Washington L&I’s new guidelines for opioids Rx to treat injured workers
Washington State’s Department of Labor & Industries (L&I) has issued new guidelines for prescribing opioids to treat injured workers. Some of the more noteworthy references in the guideline publication are the following:
*In general, opioid use for acute pain should be reserved for post surgery, for the most severe pain (e.g. pain scores ≥ 7), or when alternative treatments such as NSAIDs and non-pharmacological therapies are ineffective.

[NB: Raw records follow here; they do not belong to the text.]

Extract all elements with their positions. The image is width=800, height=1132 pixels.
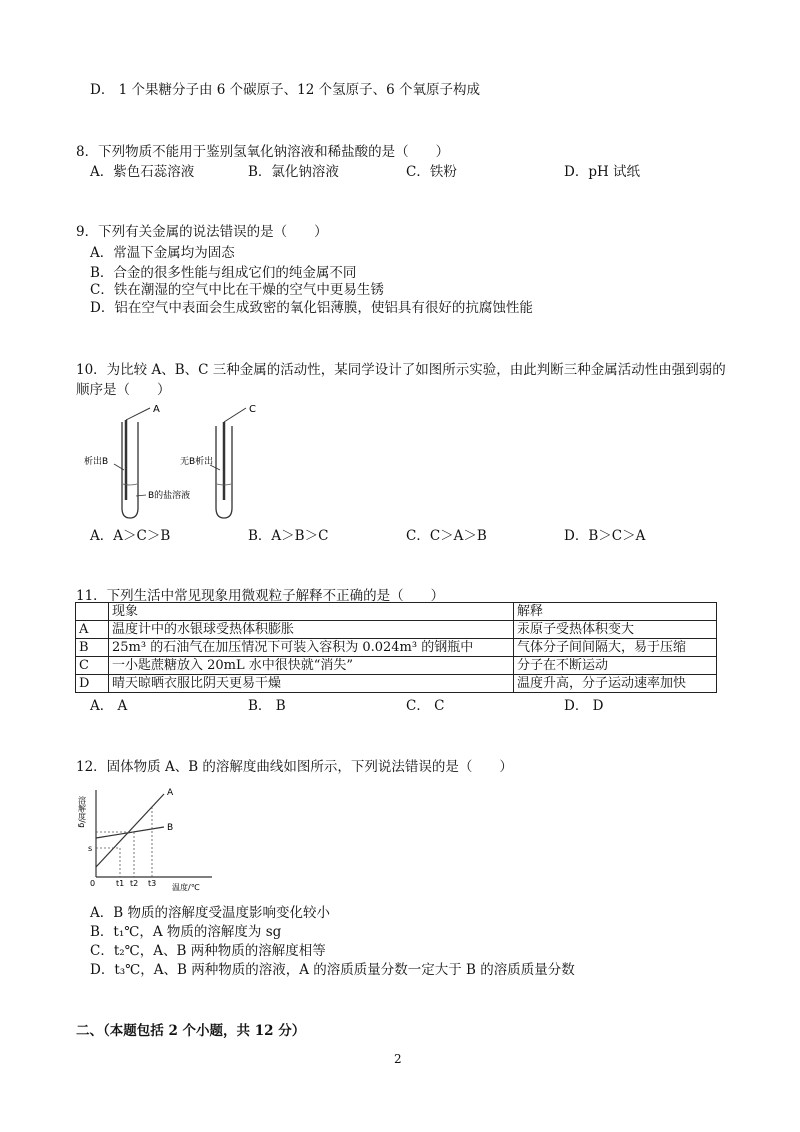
table-cell: 汞原子受热体积变大	[514, 621, 717, 639]
left-test-tube	[122, 422, 138, 518]
q8-option-d: D．pH 试纸	[564, 164, 641, 180]
q12-stem: 12．固体物质 A、B 的溶解度曲线如图所示，下列说法错误的是（ ）	[76, 759, 513, 775]
q8-option-c: C．铁粉	[406, 164, 457, 180]
table-cell: B	[76, 639, 109, 657]
table-cell: 25m³ 的石油气在加压情况下可装入容积为 0.024m³ 的钢瓶中	[109, 639, 514, 657]
left-note: 析出B	[84, 457, 109, 467]
q10-test-tube-figure	[84, 400, 284, 525]
q11-stem: 11．下列生活中常见现象用微观粒子解释不正确的是（ ）	[76, 588, 445, 604]
table-cell: 分子在不断运动	[514, 657, 717, 675]
curve-b	[96, 827, 164, 838]
curve-b-label: B	[167, 823, 174, 833]
q12-solubility-curve-figure	[76, 782, 226, 892]
q11-option-c: C． C	[406, 698, 445, 714]
y-axis-label: 溶解度/g	[77, 796, 87, 828]
q11-option-d: D． D	[564, 698, 604, 714]
q10-stem-line1: 10．为比较 A、B、C 三种金属的活动性，某同学设计了如图所示实验，由此判断三种金属活动性由强到弱的	[76, 362, 726, 378]
table-cell: 温度计中的水银球受热体积膨胀	[109, 621, 514, 639]
solution-surface	[123, 484, 137, 485]
q12-option-b: B．t₁℃，A 物质的溶解度为 sg	[90, 924, 282, 940]
section-2-heading: 二、（本题包括 2 个小题，共 12 分）	[76, 1023, 306, 1039]
table-header-cell: 现象	[109, 603, 514, 621]
q11-option-a: A． A	[90, 698, 128, 714]
table-cell: C	[76, 657, 109, 675]
table-header-row	[76, 603, 717, 621]
q8-stem: 8．下列物质不能用于鉴别氢氧化钠溶液和稀盐酸的是（ ）	[76, 144, 450, 160]
table-cell: A	[76, 621, 109, 639]
q8-option-a: A．紫色石蕊溶液	[90, 164, 195, 180]
label-c: C	[249, 404, 256, 415]
q11-table	[75, 602, 717, 693]
table-row	[76, 621, 717, 639]
q10-option-d: D．B＞C＞A	[564, 528, 646, 544]
solution-label: B的盐溶液	[148, 491, 191, 501]
x-axis-label: 温度/℃	[172, 883, 200, 892]
table-cell: 温度升高，分子运动速率加快	[514, 675, 717, 693]
table-row	[76, 639, 717, 657]
s-label: s	[88, 844, 93, 853]
table-row	[76, 657, 717, 675]
table-header-cell	[76, 603, 109, 621]
table-cell: D	[76, 675, 109, 693]
q8-option-b: B．氯化钠溶液	[248, 164, 339, 180]
q11-option-b: B． B	[248, 698, 286, 714]
table-header-cell: 解释	[514, 603, 717, 621]
q9-option-d: D．铝在空气中表面会生成致密的氧化铝薄膜，使铝具有很好的抗腐蚀性能	[90, 300, 533, 316]
q12-option-d: D．t₃℃，A、B 两种物质的溶液，A 的溶质质量分数一定大于 B 的溶质质量分数	[90, 962, 575, 978]
table-cell: 一小匙蔗糖放入 20mL 水中很快就“消失”	[109, 657, 514, 675]
t1-label: t1	[116, 879, 125, 888]
table-cell: 晴天晾晒衣服比阴天更易干燥	[109, 675, 514, 693]
q10-option-c: C．C＞A＞B	[406, 528, 487, 544]
q12-option-a: A．B 物质的溶解度受温度影响变化较小	[90, 905, 330, 921]
t2-label: t2	[130, 879, 139, 888]
t3-label: t3	[148, 879, 157, 888]
curve-a-label: A	[167, 788, 174, 798]
q9-option-c: C．铁在潮湿的空气中比在干燥的空气中更易生锈	[90, 282, 384, 298]
curve-a	[96, 794, 164, 867]
q12-option-c: C．t₂℃，A、B 两种物质的溶解度相等	[90, 943, 326, 959]
origin-label: 0	[90, 879, 96, 888]
page-number: 2	[394, 1052, 402, 1066]
q9-option-a: A．常温下金属均为固态	[90, 245, 235, 261]
q9-stem: 9．下列有关金属的说法错误的是（ ）	[76, 224, 328, 240]
right-note: 无B析出	[180, 457, 214, 467]
q10-option-a: A．A＞C＞B	[90, 528, 171, 544]
label-a: A	[153, 404, 160, 415]
table-row	[76, 675, 717, 693]
q10-option-b: B．A＞B＞C	[248, 528, 329, 544]
q10-stem-line2: 顺序是（ ）	[76, 382, 171, 398]
table-cell: 气体分子间间隔大，易于压缩	[514, 639, 717, 657]
q9-option-b: B．合金的很多性能与组成它们的纯金属不同	[90, 265, 357, 281]
q7-option-d: D． 1 个果糖分子由 6 个碳原子、12 个氢原子、6 个氧原子构成	[90, 82, 481, 98]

Evidence does not support the use of opioids as initial treatment for back sprain or other strains, but if they are prescribed, use should be limited to short-term (e.g. ≤ 14 days).

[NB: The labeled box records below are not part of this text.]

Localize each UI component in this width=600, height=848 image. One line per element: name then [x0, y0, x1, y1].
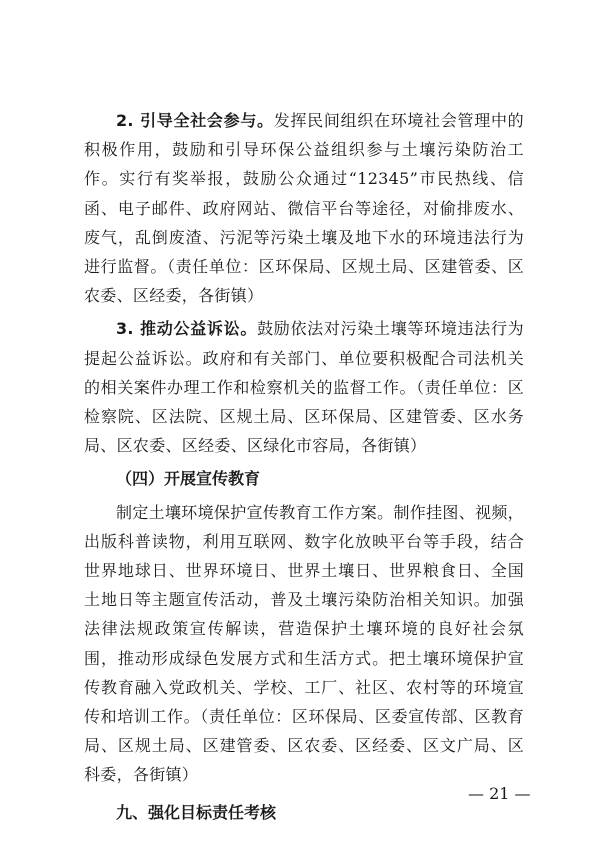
section-paragraph: 制定土壤环境保护宣传教育工作方案。制作挂图、视频，出版科普读物，利用互联网、数字化放映平台等手段，结合世界地球日、世界环境日、世界土壤日、世界粮食日、全国土地日等主题宣传活动，普及土壤污染防治相关知识。加强法律法规政策宣传解读，营造保护土壤环境的良好社会氛围，推动形成绿色发展方式和生活方式。把土壤环境保护宣传教育融入党政机关、学校、工厂、社区、农村等的环境宣传和培训工作。（责任单位：区环保局、区委宣传部、区教育局、区规土局、区建管委、区农委、区经委、区文广局、区科委，各街镇）: [84, 502, 524, 785]
page-number: — 21 —: [468, 784, 531, 803]
paragraph-lead: 3. 推动公益诉讼。: [116, 319, 258, 339]
section-heading: （四）开展宣传教育: [116, 469, 261, 489]
document-body: [84, 106, 524, 827]
paragraph-public-litigation: [84, 314, 524, 460]
paragraph-public-participation: [84, 106, 524, 310]
paragraph-text: 鼓励依法对污染土壤等环境违法行为提起公益诉讼。政府和有关部门、单位要积极配合司法机关的相关案件办理工作和检察机关的监督工作。（责任单位：区检察院、区法院、区规土局、区环保局、区建管委、区水务局、区农委、区经委、区绿化市容局，各街镇）: [84, 319, 524, 456]
chapter-heading: 九、强化目标责任考核: [116, 802, 277, 822]
paragraph-lead: 2. 引导全社会参与。: [116, 111, 274, 130]
paragraph-text: 发挥民间组织在环境社会管理中的积极作用，鼓励和引导环保公益组织参与土壤污染防治工作。实行有奖举报，鼓励公众通过“12345”市民热线、信函、电子邮件、政府网站、微信平台等途径，对偷排废水、废气，乱倒废渣、污泥等污染土壤及地下水的环境违法行为进行监督。（责任单位：区环保局、区规土局、区建管委、区农委、区经委，各街镇）: [84, 111, 524, 306]
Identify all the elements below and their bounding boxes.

* If opioids are to be prescribed for longer than 6 weeks, the provider must seek authorization from L&I. With the exception of catastrophic injuries, the provider must perform the following best practices before L&I will authorize payment for opioids beyond the acute phase:
– Access the state’s PMP to ensure that the controlled substance history is consistent with the prescribing record and worker’s report.
– Document clinically meaningful improvement in function and pain with acute use.

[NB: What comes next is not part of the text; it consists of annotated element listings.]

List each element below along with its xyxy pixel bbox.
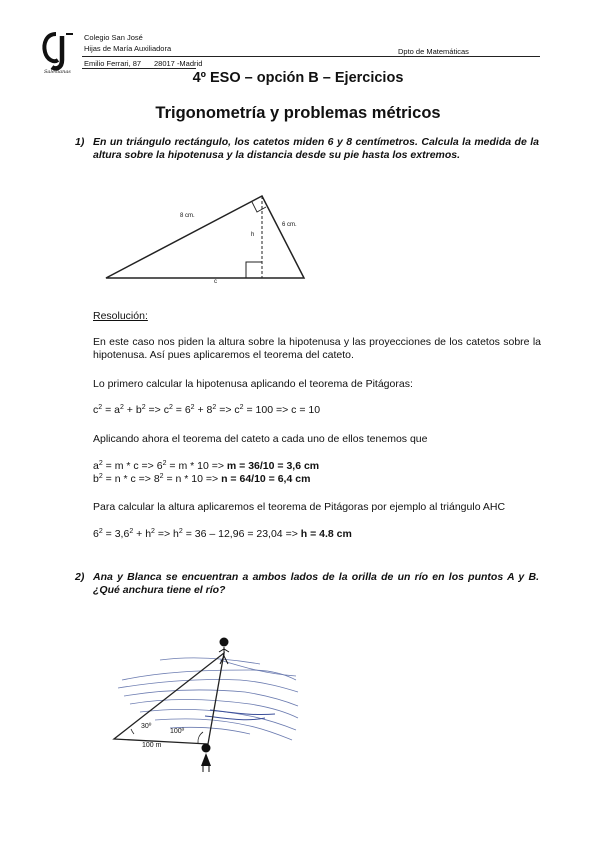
header-rule-2: [82, 68, 196, 69]
equation-n: $b^2 = n * c => 8^2 = n * 10 => n = 64/10 = 6,4$ cm: [93, 473, 311, 485]
angle-30: 30º: [141, 723, 152, 730]
problem2-number: 2): [75, 571, 85, 583]
school-line2: Hijas de María Auxiliadora: [84, 44, 172, 53]
label-c: c: [214, 279, 217, 285]
topic-title: Trigonometría y problemas métricos: [155, 104, 441, 122]
equation-m: $a^2 = m * c => 6^2 = m * 10 => m = 36/10 = 3,6$ cm: [93, 460, 320, 472]
resolution-para3: Aplicando ahora el teorema del cateto a cada uno de ellos tenemos que: [93, 433, 428, 445]
school-line1: Colegio San José: [84, 33, 143, 42]
resolution-para1: En este caso nos piden la altura sobre la hipotenusa y las proyecciones de los catetos sobre la hipotenusa. Así pues aplicaremos el teorema del cateto.: [93, 336, 541, 361]
label-6cm: 6 cm.: [282, 222, 297, 228]
river-figure: [100, 630, 300, 775]
logo-text: Salesianas: [44, 69, 71, 75]
label-h: h: [251, 232, 255, 238]
resolution-para4: Para calcular la altura aplicaremos el teorema de Pitágoras por ejemplo al triángulo AHC: [93, 501, 506, 513]
resolution-heading: Resolución:: [93, 310, 148, 322]
distance-100m: 100 m: [142, 742, 162, 749]
problem2-statement: Ana y Blanca se encuentran a ambos lados de la orilla de un río en los puntos A y B. ¿Qué anchura tiene el río?: [93, 571, 539, 596]
course-title: 4º ESO – opción B – Ejercicios: [192, 70, 404, 86]
department: Dpto de Matemáticas: [398, 47, 469, 56]
angle-100: 100º: [170, 728, 185, 735]
label-8cm: 8 cm.: [180, 213, 195, 219]
triangle-figure: [100, 188, 310, 288]
resolution-para2: Lo primero calcular la hipotenusa aplicando el teorema de Pitágoras:: [93, 378, 413, 390]
equation-pythagoras: $c^2 = a^2 + b^2 => c^2 = 6^2 + 8^2 => c^2 = 100 => c = 10$: [93, 404, 321, 416]
equation-height: $6^2 = 3,6^2 + h^2 => h^2 = 36 - 12,96 = 23,04 => h = 4.8$ cm: [93, 528, 352, 540]
address-city: 28017 -Madrid: [154, 59, 203, 68]
header-rule: [82, 56, 540, 57]
problem1-number: 1): [75, 136, 85, 148]
problem1-statement: En un triángulo rectángulo, los catetos miden 6 y 8 centímetros. Calcula la medida de la altura sobre la hipotenusa y la distancia desde su pie hasta los extremos.: [93, 136, 539, 161]
address-street: Emilio Ferrari, 87: [84, 59, 142, 68]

– Screen worker for depression.
– Screen for opioid risk If the worker has current substance use disorder (excluding nicotine) or a history of opioid use disorder, opioid use beyond the acute phase is rarely indicated.
– Administer a baseline urine drug test (UDT). If results reveal “red flags” such as the confirmed presence of cocaine, amphetamines or alcohol, opioid use beyond the acute phase is not indicated. Unless cannabis use disorder is diagnosed, the presence of cannabis on a UDT does not preclude the use of opioids.
– Re-examine and consider discontinuation or taper of concurrent sedative-hypnotics and/or benzodiazepines.
* If opioids are to be prescribed beyond 12 weeks post-injury or post-surgery, the provider must receive prior authorization by L&I. Further, in order to receive such prior authorization, several important conditions must be documented, including:
– Clinically meaningful improvement in function (greater than or equal to 30%) has been established with opioid use in the acute or subacute phase.
– Failure of trials of reasonable alternatives to opioids.
– Signed treatment agreement (pain contract).
– A time limited treatment plan, addressing whether chronic opioid therapy is likely to improve the worker’s vocational recovery.
– Consultation with a pain management specialist if the worker’s dose is above 120 mg per day.
The guidelines become effective July 1, 2013.